As it happens, the Australia Institute paper proposes just that – an integrated, ecosystem-based management regime that accommodates current and future uses of the entire marine estate for all uses, users and values.

The report, written by marine biologist Eloise Carr and the Australia Institute’s Leanne Minshull, pointed to a complete absence of any integrated analysis of the state of the marine environment. That criticism can be extended to the whole of Tasmania, which hasn’t seen a State of Environment report since 2009. It’s supposed to happen every five years.

All of which underlines a deep and abiding failure in governments and the major parties to attend to the health of natural Tasmania, on which all our prosperity depends. But if natural resources on land are neglected, how much worse could things be for resources hidden beneath the waves?

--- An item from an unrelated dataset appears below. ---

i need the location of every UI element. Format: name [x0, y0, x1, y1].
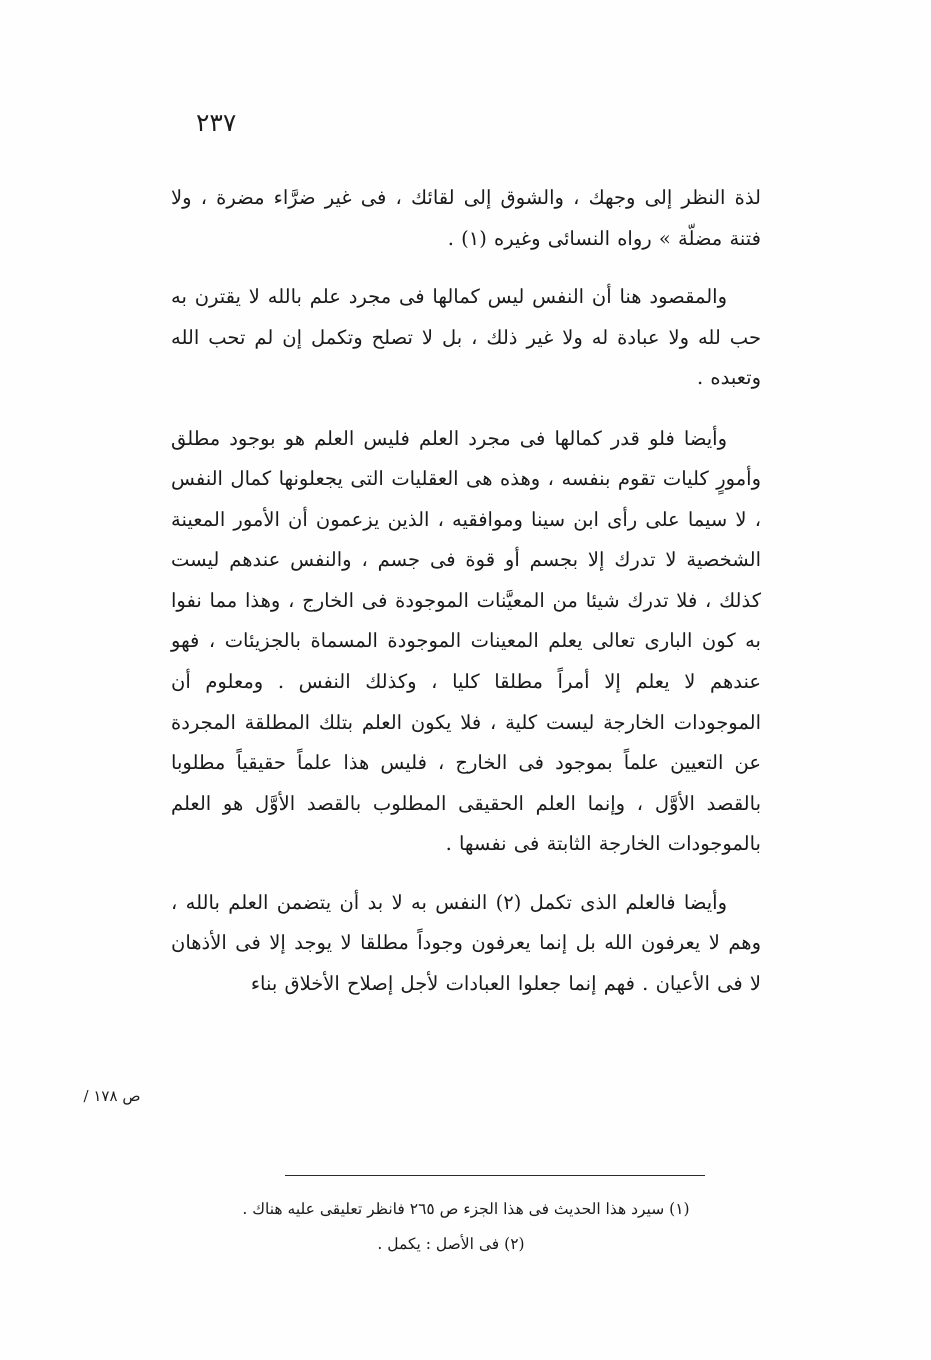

Especially considering the impact of a persistent severe heatwave in waters off eastern Tasmania.

It is often alleged that too much of Tasmania is tied up in protected areas. But the Australia Institute report points out that under 4 per cent of Tasmania’s marine environment is protected even partially, about half the Australian average and well below the global average of 5.3 per cent. The situation cries out for a full reappraisal of the values we assign to our marine environment.

A sector-by-sector approach that puts marine farming, commercial fishing, recreational fishing and other recreational uses in separate baskets is a recipe for disaster. We need to consider all those elements together, against the background of improving the overall health of our marine habitats.

We cannot effectively manage resources we don’t know. The first step has to be resuming five-year comprehensive state-of-the-environment reports, covering both land and sea, which effectively determine decisions about future use. Without that, we’re flying blind.